As usual, we can put a lot of work into some arbitrary thing that won't much be used and can't possibly be a decent representation of the data, or we can just give them what we have and let the aggregators worry about how to cram it into whatever weird little pigeonholes they want to construct. I recommend focusing all efforts on the latter.

Nicole-Ridgwell-NMMNHS commented 2 years ago

Already, if you use an "and" identification, GBIF takes whatever is listed first and makes that the identification. If we concatenate for GBIF, if collections want to try to control what GBIF takes as the ID, they could make that ID 1, and all the others 2?

Identified by and Identified date might be more complicated?

campmlc commented 2 years ago

I support this.

Jegelewicz commented 1 year ago

AWG approved for implementation 2023-01-05

Setting to next task - do we need a milestone of AWG approved?

dustymc commented 1 year ago

For @DerekSikes : make sure a single 1 (highest-rank, whatever values turn out to be) and zero or more 0 (lowest rank) continue to function as current, and that that's documented.
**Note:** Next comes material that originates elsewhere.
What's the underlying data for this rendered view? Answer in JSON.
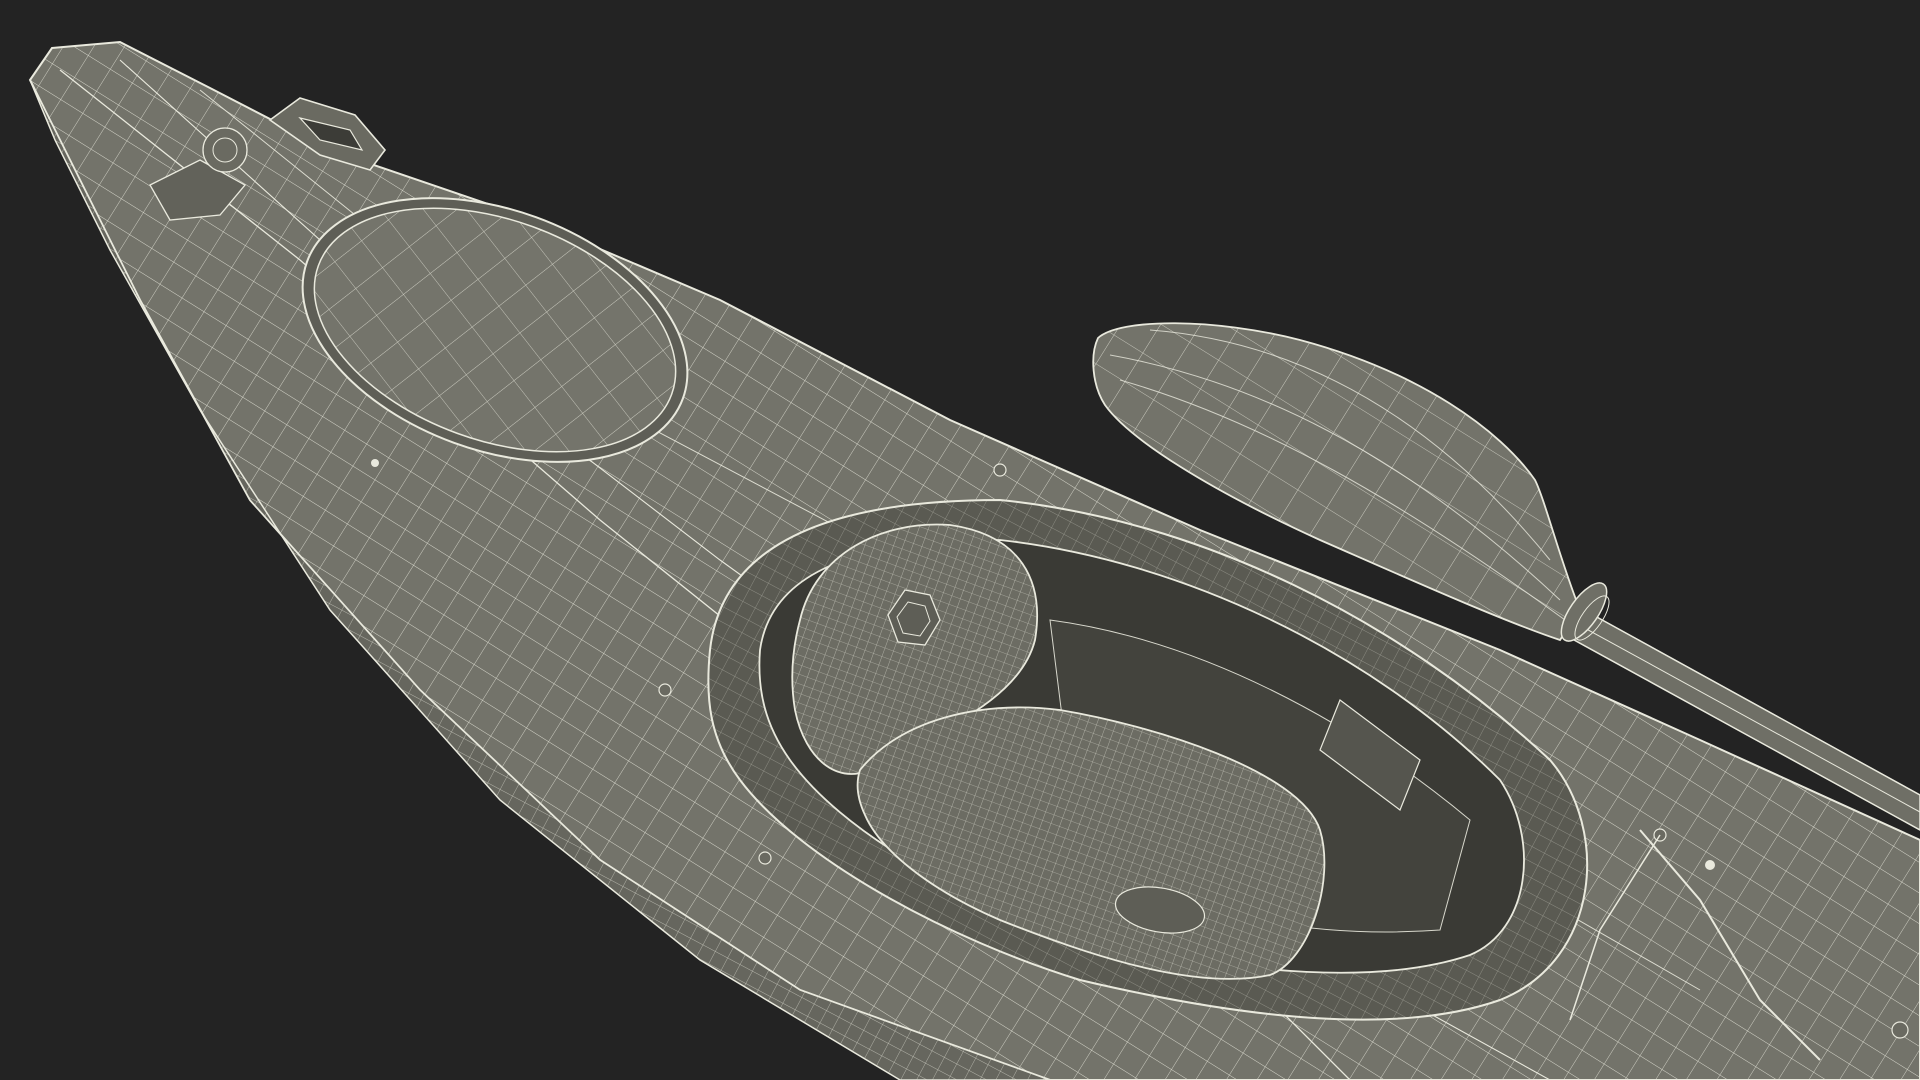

dustymc commented 1 year ago

EDIT: remapped to 0-10 - IDK why 100 'ranks' would ever be necessary and it makes ugly dropdowns.

Tentatively mapped as

alter table identification add constraint ck_identification_order check (identification_order between 0 and 10);

I don't think the above ("highest-rank") is necessary, the '1' (currently 'accepted') will continue to work as it does, as long as it's accompanied by only '0' (current and future ~'not preferred').